Manchester United apply to have professional women's team
Manchester United have applied to have a professional women's team.
The club have been heavily criticised for not having an adult women's side, with England coach Phil Neville saying in January he would discuss the matter with his former club.
Should their application be successful, United would be based at the Cliff training ground in Salford.
It is anticipated they would play as a full-time team in the second tier during the 2018-19 season.
United executive vice-chairman Ed Woodward said the women's side "must be built in the same image and with the same principles as the men's first team".
The leagues will be rebranded and restructured from next season, with WSL1 becoming the Women's Super League, while WSL2 will be called the Women's Championship.

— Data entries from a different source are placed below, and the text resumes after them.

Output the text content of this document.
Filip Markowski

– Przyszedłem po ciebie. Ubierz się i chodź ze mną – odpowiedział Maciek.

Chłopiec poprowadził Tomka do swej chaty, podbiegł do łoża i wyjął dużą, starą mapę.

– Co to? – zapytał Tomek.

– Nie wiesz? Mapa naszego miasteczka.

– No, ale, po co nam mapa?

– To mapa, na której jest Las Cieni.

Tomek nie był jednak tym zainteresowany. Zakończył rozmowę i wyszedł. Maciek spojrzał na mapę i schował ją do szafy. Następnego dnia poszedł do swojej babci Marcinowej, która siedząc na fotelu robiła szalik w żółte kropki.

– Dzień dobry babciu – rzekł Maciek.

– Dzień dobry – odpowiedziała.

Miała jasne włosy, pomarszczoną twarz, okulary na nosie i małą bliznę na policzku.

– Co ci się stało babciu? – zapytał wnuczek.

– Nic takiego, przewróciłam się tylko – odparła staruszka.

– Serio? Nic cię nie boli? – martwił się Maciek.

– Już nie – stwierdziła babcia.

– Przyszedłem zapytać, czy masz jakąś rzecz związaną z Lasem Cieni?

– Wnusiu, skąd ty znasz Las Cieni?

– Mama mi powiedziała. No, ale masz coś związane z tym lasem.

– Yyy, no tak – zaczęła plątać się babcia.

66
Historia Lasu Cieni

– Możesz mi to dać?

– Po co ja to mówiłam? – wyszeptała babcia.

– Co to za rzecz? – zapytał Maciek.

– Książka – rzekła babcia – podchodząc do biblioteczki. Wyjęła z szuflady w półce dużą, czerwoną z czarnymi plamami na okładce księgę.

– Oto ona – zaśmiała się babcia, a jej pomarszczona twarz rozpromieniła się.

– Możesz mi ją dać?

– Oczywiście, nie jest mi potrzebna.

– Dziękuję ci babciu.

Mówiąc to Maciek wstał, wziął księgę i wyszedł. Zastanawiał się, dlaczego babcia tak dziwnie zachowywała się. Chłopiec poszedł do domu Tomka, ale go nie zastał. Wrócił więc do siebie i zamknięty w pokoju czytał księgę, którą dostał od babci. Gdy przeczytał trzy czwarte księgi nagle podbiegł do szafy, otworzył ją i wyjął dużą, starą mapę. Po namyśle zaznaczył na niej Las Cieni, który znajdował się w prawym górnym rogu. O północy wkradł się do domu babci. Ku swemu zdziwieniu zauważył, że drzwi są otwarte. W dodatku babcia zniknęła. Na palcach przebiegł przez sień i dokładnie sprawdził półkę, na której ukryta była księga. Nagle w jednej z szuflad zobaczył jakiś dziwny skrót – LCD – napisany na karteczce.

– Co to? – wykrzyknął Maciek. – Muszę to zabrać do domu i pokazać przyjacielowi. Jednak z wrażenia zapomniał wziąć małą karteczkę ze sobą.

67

The club have resisted calls to reinstate the women's team that they scrapped in 2005, despite Manchester City, Chelsea, Arsenal and Liverpool all having thriving teams within the WSL system.
However, they have continued to run a women's section at junior age groups, where they have worked with local schools and community groups through the Manchester United Foundation.

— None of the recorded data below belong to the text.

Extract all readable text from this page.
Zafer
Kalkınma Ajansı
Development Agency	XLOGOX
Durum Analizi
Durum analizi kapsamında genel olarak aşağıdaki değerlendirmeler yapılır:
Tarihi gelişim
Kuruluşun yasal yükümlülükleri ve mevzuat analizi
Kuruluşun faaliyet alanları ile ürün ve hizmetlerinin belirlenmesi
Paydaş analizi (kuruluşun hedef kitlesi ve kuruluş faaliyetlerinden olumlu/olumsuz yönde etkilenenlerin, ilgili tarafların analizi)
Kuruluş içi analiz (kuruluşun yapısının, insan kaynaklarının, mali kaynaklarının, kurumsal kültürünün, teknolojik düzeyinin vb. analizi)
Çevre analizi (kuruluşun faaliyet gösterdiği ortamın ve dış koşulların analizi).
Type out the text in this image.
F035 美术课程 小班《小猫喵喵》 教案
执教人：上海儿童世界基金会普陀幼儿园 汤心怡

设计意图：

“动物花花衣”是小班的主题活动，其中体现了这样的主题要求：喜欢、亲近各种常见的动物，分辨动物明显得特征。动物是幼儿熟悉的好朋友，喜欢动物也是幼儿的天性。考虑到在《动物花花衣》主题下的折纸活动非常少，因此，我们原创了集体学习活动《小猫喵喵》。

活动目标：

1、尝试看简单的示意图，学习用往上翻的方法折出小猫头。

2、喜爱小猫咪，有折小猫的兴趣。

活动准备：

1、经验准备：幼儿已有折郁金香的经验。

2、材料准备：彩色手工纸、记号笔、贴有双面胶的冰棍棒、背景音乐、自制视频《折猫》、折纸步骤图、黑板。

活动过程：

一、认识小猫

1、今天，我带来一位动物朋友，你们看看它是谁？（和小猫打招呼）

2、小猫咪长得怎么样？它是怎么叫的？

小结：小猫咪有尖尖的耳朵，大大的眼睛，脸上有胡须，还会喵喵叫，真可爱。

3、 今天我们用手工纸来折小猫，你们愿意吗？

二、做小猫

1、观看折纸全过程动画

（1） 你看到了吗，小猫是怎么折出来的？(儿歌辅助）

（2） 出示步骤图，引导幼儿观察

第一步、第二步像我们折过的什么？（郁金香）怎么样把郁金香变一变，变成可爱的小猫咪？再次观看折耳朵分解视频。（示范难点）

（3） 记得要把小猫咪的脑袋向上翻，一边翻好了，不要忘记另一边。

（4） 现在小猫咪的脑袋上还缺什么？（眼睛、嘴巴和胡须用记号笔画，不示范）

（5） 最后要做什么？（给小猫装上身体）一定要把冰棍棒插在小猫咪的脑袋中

After partnering with the South Manchester Girls' Football League in 2016, United say they have already seen a 41% rise in participation levels.
In 2016, United's Under-16 team reached the FA Youth Cup final for the first time and say they have 15 players involved in the international set-up - 12 from England and three with Scotland.

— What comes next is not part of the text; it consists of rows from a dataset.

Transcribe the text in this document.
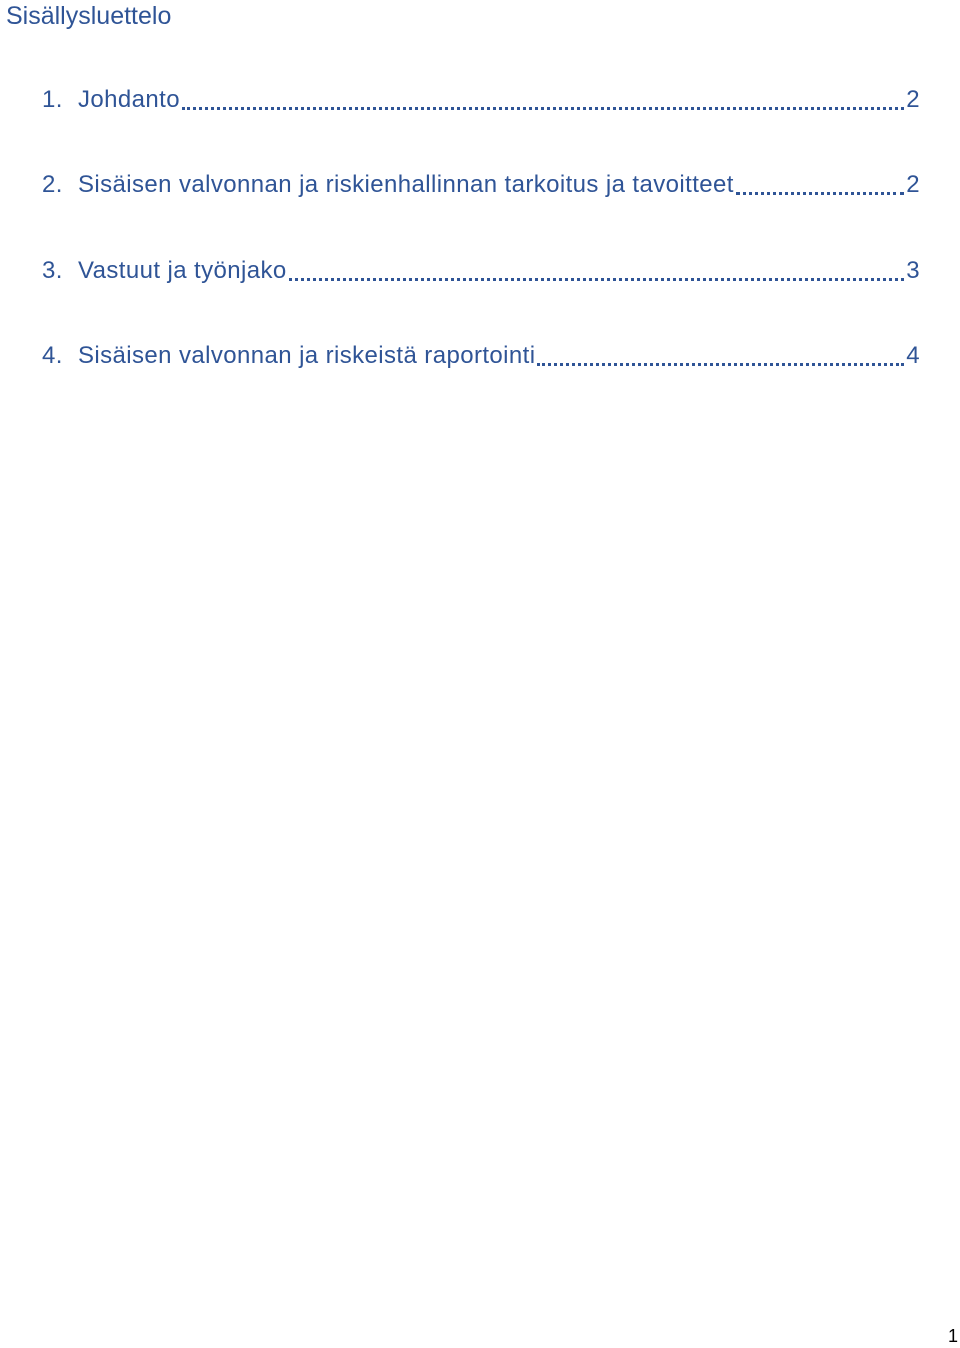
Sisällysluettelo
1. Johdanto	2
2. Sisäisen valvonnan ja riskienhallinnan tarkoitus ja tavoitteet	2
3. Vastuut ja työnjako	3
4. Sisäisen valvonnan ja riskeistä raportointi	4
1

It is anticipated trials for the new team will be held in June.
Woodward added: "The FA has provided excellent support and we believe that launching a team would give many more of our graduates from the Regional Talent Club the chance to establish themselves as first team players."
Due to next season's restructure, existing tier one and tier-two clubs had to re-apply for their 2018-19 licences earlier this term.
Then affiliated girls and women's clubs from outside the existing WSL system were then invited to apply for the remaining spaces.
The Football Association - which runs the women's leagues in England - received 15 applications to join either of the top two tiers by 9 March's deadline.
Up to four teams could now join the top division, the WSL, and up to five may enter tier two, the new Women's Championship.
Crystal Palace and Sheffield United were among the teams to bid to join the Women's Championship.
The successful applicants will not be named by the FA until the end of May.